Sam’s Club, which boasts  610 stores and $49 billion 2011 fiscal sales, has a new CEO. Rosalind Brewer is a Spelman College alumna, board member for Lockheed Martin and, more recently, president of Wal-Mart’s U.S. east business unit. She is also the first African American and the first woman to hold a CEO position at one  of the nation’s largest retailer’s companies. Departing the job is Brian Cornell, who served as President and CEO since April 2009 and is leaving for personal reasons. Having worked with $100 billion in annual revenue, representing almost 1,600 stores and more than 500,000 associates, the new role for the Michigan native is expected to bring continued growth to the Arkansas-based company.

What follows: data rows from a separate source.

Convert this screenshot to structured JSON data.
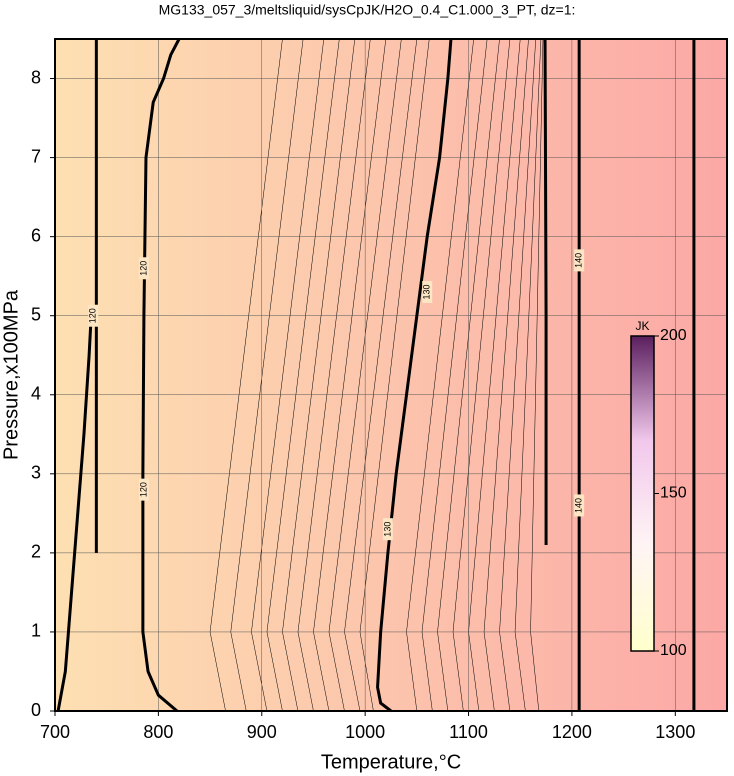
{
  "chart_data": {
    "type": "contour",
    "title": "MG133_057_3/meltsliquid/sysCpJK/H2O_0.4_C1.000_3_PT, dz=1:",
    "x_label": "Temperature,°C",
    "y_label": "Pressure,x100MPa",
    "xlim": [
      700,
      1350
    ],
    "ylim": [
      0,
      8.5
    ],
    "xticks": [
      700,
      800,
      900,
      1000,
      1100,
      1200,
      1300
    ],
    "yticks": [
      0,
      1,
      2,
      3,
      4,
      5,
      6,
      7,
      8
    ],
    "grid": true,
    "background_colors": [
      "#fde0b2",
      "#fca8a6"
    ],
    "contours": [
      {
        "level": 120,
        "x": [
          703,
          710,
          716,
          722,
          728,
          733,
          735
        ],
        "y": [
          0,
          0.5,
          1.5,
          2.5,
          3.5,
          4.5,
          5.0
        ]
      },
      {
        "level": 120,
        "x": [
          818,
          800,
          790,
          785,
          785,
          786,
          788,
          795,
          805,
          812,
          820
        ],
        "y": [
          0,
          0.2,
          0.5,
          1,
          3,
          5,
          7,
          7.7,
          8.0,
          8.3,
          8.5
        ]
      },
      {
        "level": 130,
        "x": [
          1025,
          1015,
          1012,
          1015,
          1022,
          1030,
          1040,
          1050,
          1060,
          1072,
          1080,
          1083
        ],
        "y": [
          0,
          0.1,
          0.3,
          1,
          2,
          3,
          4,
          5,
          6,
          7,
          8,
          8.5
        ]
      },
      {
        "level": 140,
        "x": [
          1207,
          1207
        ],
        "y": [
          0,
          8.5
        ]
      },
      {
        "level": 140,
        "x": [
          1175,
          1175,
          1174
        ],
        "y": [
          2.1,
          5,
          8.5
        ]
      },
      {
        "level": 150,
        "x": [
          1318,
          1318
        ],
        "y": [
          0,
          8.5
        ]
      },
      {
        "level": 120,
        "x": [
          740,
          740,
          740
        ],
        "y": [
          2.0,
          5,
          8.5
        ]
      }
    ],
    "thin_contours": {
      "y": [
        0,
        1,
        8.5
      ],
      "x": [
        [
          865,
          850,
          920
        ],
        [
          885,
          870,
          940
        ],
        [
          905,
          890,
          960
        ],
        [
          920,
          905,
          975
        ],
        [
          935,
          920,
          990
        ],
        [
          950,
          935,
          1005
        ],
        [
          965,
          950,
          1020
        ],
        [
          980,
          965,
          1035
        ],
        [
          995,
          980,
          1050
        ],
        [
          1008,
          995,
          1062
        ],
        [
          1050,
          1040,
          1105
        ],
        [
          1065,
          1055,
          1118
        ],
        [
          1080,
          1070,
          1130
        ],
        [
          1095,
          1085,
          1140
        ],
        [
          1110,
          1100,
          1150
        ],
        [
          1125,
          1115,
          1158
        ],
        [
          1140,
          1130,
          1165
        ],
        [
          1155,
          1145,
          1170
        ],
        [
          1168,
          1160,
          1172
        ]
      ]
    },
    "contour_labels": [
      {
        "level": 120,
        "x": 737,
        "y": 5.0
      },
      {
        "level": 120,
        "x": 786,
        "y": 5.6
      },
      {
        "level": 120,
        "x": 786,
        "y": 2.8
      },
      {
        "level": 130,
        "x": 1060,
        "y": 5.3
      },
      {
        "level": 130,
        "x": 1022,
        "y": 2.3
      },
      {
        "level": 140,
        "x": 1207,
        "y": 5.7
      },
      {
        "level": 140,
        "x": 1207,
        "y": 2.6
      }
    ],
    "colorbar": {
      "label": "JK",
      "lim": [
        100,
        200
      ],
      "ticks": [
        100,
        150,
        200
      ],
      "colors": [
        "#ffffcc",
        "#fff4f4",
        "#f2c8ec",
        "#5a1f5e"
      ]
    }
  }
}
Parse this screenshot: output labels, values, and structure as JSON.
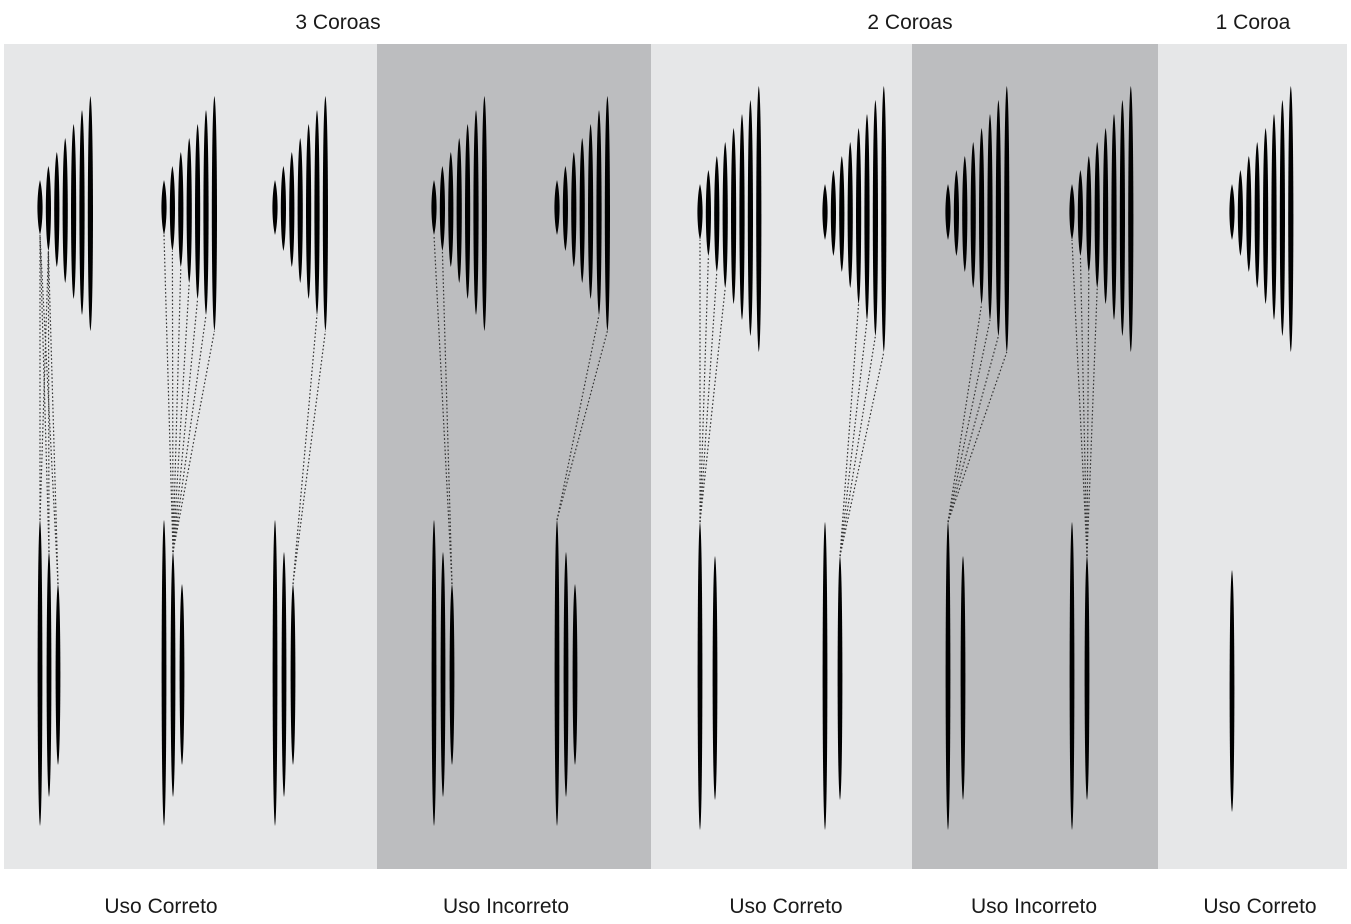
{
  "header_labels": [
    {
      "text": "3 Coroas"
    },
    {
      "text": "2 Coroas"
    },
    {
      "text": "1 Coroa"
    }
  ],
  "panels": [
    {
      "label": "Uso Correto",
      "shaded": false,
      "bikes": [
        {
          "rear_count": 7,
          "front_count": 3,
          "chain": [
            [
              0,
              0
            ],
            [
              0,
              1
            ],
            [
              1,
              0
            ],
            [
              1,
              1
            ],
            [
              2,
              0
            ],
            [
              2,
              1
            ]
          ]
        },
        {
          "rear_count": 7,
          "front_count": 3,
          "chain": [
            [
              1,
              0
            ],
            [
              1,
              1
            ],
            [
              1,
              2
            ],
            [
              1,
              3
            ],
            [
              1,
              4
            ],
            [
              1,
              5
            ],
            [
              1,
              6
            ]
          ]
        },
        {
          "rear_count": 7,
          "front_count": 3,
          "chain": [
            [
              2,
              5
            ],
            [
              2,
              6
            ]
          ]
        }
      ]
    },
    {
      "label": "Uso Incorreto",
      "shaded": true,
      "bikes": [
        {
          "rear_count": 7,
          "front_count": 3,
          "chain": [
            [
              2,
              0
            ],
            [
              2,
              1
            ]
          ]
        },
        {
          "rear_count": 7,
          "front_count": 3,
          "chain": [
            [
              0,
              5
            ],
            [
              0,
              6
            ]
          ]
        }
      ]
    },
    {
      "label": "Uso Correto",
      "shaded": false,
      "bikes": [
        {
          "rear_count": 8,
          "front_count": 2,
          "chain": [
            [
              0,
              0
            ],
            [
              0,
              1
            ],
            [
              0,
              2
            ],
            [
              0,
              3
            ]
          ]
        },
        {
          "rear_count": 8,
          "front_count": 2,
          "chain": [
            [
              1,
              4
            ],
            [
              1,
              5
            ],
            [
              1,
              6
            ],
            [
              1,
              7
            ]
          ]
        }
      ]
    },
    {
      "label": "Uso Incorreto",
      "shaded": true,
      "bikes": [
        {
          "rear_count": 8,
          "front_count": 2,
          "chain": [
            [
              0,
              4
            ],
            [
              0,
              5
            ],
            [
              0,
              6
            ],
            [
              0,
              7
            ]
          ]
        },
        {
          "rear_count": 8,
          "front_count": 2,
          "chain": [
            [
              1,
              0
            ],
            [
              1,
              1
            ],
            [
              1,
              2
            ],
            [
              1,
              3
            ]
          ]
        }
      ]
    },
    {
      "label": "Uso Correto",
      "shaded": false,
      "bikes": [
        {
          "rear_count": 8,
          "front_count": 1,
          "chain": []
        }
      ]
    }
  ],
  "colors": {
    "panel_light": "#e6e7e8",
    "panel_dark": "#bcbdbf",
    "sprocket": "#000000",
    "chain_line": "#333333",
    "text": "#1a1a1a"
  }
}
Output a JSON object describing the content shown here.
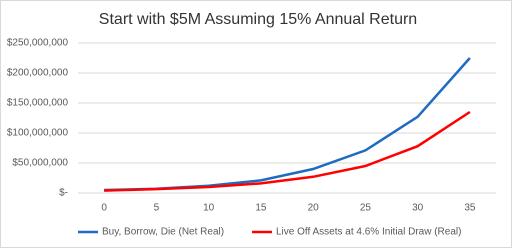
{
  "chart_data": {
    "type": "line",
    "title": "Start with $5M Assuming 15% Annual Return",
    "categories": [
      "0",
      "5",
      "10",
      "15",
      "20",
      "25",
      "30",
      "35"
    ],
    "series": [
      {
        "name": "Buy, Borrow, Die (Net Real)",
        "color": "#1f6bc0",
        "values": [
          5000000,
          7000000,
          12000000,
          21000000,
          40000000,
          71000000,
          127000000,
          225000000
        ]
      },
      {
        "name": "Live Off Assets at 4.6% Initial Draw (Real)",
        "color": "#ff0000",
        "values": [
          4000000,
          6500000,
          10000000,
          16000000,
          27000000,
          45000000,
          78000000,
          135000000
        ]
      }
    ],
    "ylim": [
      0,
      250000000
    ],
    "yticks": [
      {
        "value": 0,
        "label": "$-"
      },
      {
        "value": 50000000,
        "label": "$50,000,000"
      },
      {
        "value": 100000000,
        "label": "$100,000,000"
      },
      {
        "value": 150000000,
        "label": "$150,000,000"
      },
      {
        "value": 200000000,
        "label": "$200,000,000"
      },
      {
        "value": 250000000,
        "label": "$250,000,000"
      }
    ],
    "grid": true,
    "legend": "bottom"
  }
}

Before coming to Wal-Mart in 2006 as the regional vice president for Georgia, Brewer served in several positions at Kimberly-Clark Corp. She is one of the few Black women in CEO positions helmed to operate billion dollar companies— her and Ursula Burns of Xerox are the only two— and was named one of Black Enterprise’s “75 Most Powerful Women In Business” in 2010 and Fortune Magazine’s “Fifty Most Powerful Women in Business” in the same year.

We send Ms. Brewer our most sincere “you go girl!”, while hoping that her hiring is not the last one of its kind making headlines in the year to come. With Black folks having heavy consumer power, what will it take for more of these billion-dollar companies capitalize on the  unique knowledge we bring to the corporate table?